School officials to investigate crossing '7-ton' bridge with buses
Some Southwest School Corp. school buses have been utilizing a bridge with a 7-ton weight limit which has at least one public official concerned.
“That concerns me, if the bridge is that bad ... and we are still crossing it with kids,” Sullivan County Council President Duane Wampler said.
The bridge in question is on Frakes Street, which houses Sullivan Elementary and Middle schools in between its junctions with U.S. 41 and Section Street.
The bridge is slated to be replaced in 2014, and the council was discussing early appropriations for the project at its Tuesday meeting.
SWSC Superintendent Keith Brashear said he believes school buses exceed 7 tons, and he and assistant superintendent Chris Stitzle plan to investigate the matter.
“We want to comply with the posting on the bridge. If we are over it, our drivers won’t be allowed to cross that bridge anymore,” Brashear said.
County Engineer Benji Boyd said that from a “county liability standpoint” he would advise against buses crossing the bridge; however, he noted that if the bridge is listed as a two-way structure, then it’s rated to hold double its posted weight limit, or 14 tons. The engineer added that while he wasn’t for sure about the bridge’s length, he said it may be short enough that buses don’t have both of its axles on the structure at any time.

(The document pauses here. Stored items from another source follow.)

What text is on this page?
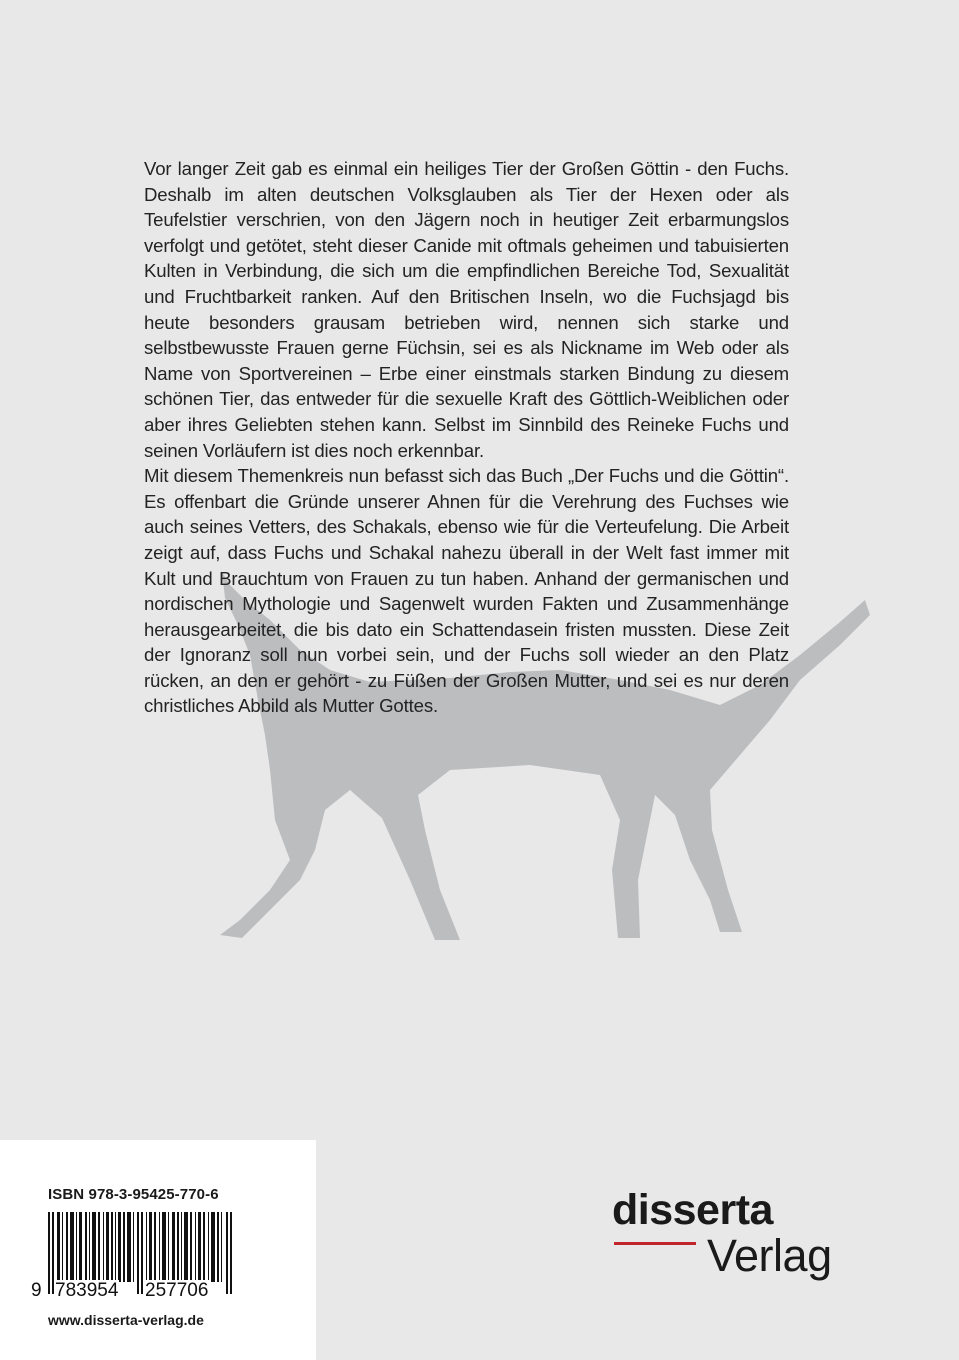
Vor langer Zeit gab es einmal ein heiliges Tier der Großen Göttin - den Fuchs. Deshalb im alten deutschen Volksglauben als Tier der Hexen oder als Teufelstier verschrien, von den Jägern noch in heutiger Zeit erbarmungslos verfolgt und getötet, steht dieser Canide mit oftmals geheimen und tabuisierten Kulten in Verbindung, die sich um die empfindlichen Bereiche Tod, Sexualität und Fruchtbarkeit ranken. Auf den Britischen Inseln, wo die Fuchsjagd bis heute besonders grausam betrieben wird, nennen sich starke und selbstbewusste Frauen gerne Füchsin, sei es als Nickname im Web oder als Name von Sportvereinen – Erbe einer einstmals starken Bindung zu diesem schönen Tier, das entweder für die sexuelle Kraft des Göttlich-Weiblichen oder aber ihres Geliebten stehen kann. Selbst im Sinnbild des Reineke Fuchs und seinen Vorläufern ist dies noch erkennbar.

Mit diesem Themenkreis nun befasst sich das Buch „Der Fuchs und die Göttin“. Es offenbart die Gründe unserer Ahnen für die Verehrung des Fuchses wie auch seines Vetters, des Schakals, ebenso wie für die Verteufelung. Die Arbeit zeigt auf, dass Fuchs und Schakal nahezu überall in der Welt fast immer mit Kult und Brauchtum von Frauen zu tun haben. Anhand der germanischen und nordischen Mythologie und Sagenwelt wurden Fakten und Zusammenhänge herausgearbeitet, die bis dato ein Schattendasein fristen mussten. Diese Zeit der Ignoranz soll nun vorbei sein, und der Fuchs soll wieder an den Platz rücken, an den er gehört - zu Füßen der Großen Mutter, und sei es nur deren christliches Abbild als Mutter Gottes.

ISBN 978-3-95425-770-6
9 783954 257706
www.disserta-verlag.de
disserta
Verlag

Nonetheless, both school and county officials say they want to stay on the safe side.
Wampler suggested weight limit signs be placed closer to 41 and Section Street to give out-of-town drivers an indication of the restriction before getting to the narrow bridge.
Also Tuesday, council members commended the Sullivan County Highway Department on getting rid of some of its excess and unused equipment.
The department sold $84,000 worth of equipment at the recent Sullivan High School FFA consignment auction.
The department has since been granted permission to use that money to purchase three new trucks for the department, with hopes of having a more uniform fleet of equipment. The department currently has a mix of vehicles of different models, colors and ages.
In other business, a couple of county council members agreed to join some of the county’s elected officials Monday to meet with the two computer software providers that generate the county’s property tax bills.
Treasurer Beth Swalls told council members Tuesday that some compatibility issues arose between Low Associates and Tyler Technologies during the most recent tax season. Low provides the software for the treasurer and auditor offices, while Tyler works for the assessor’s office.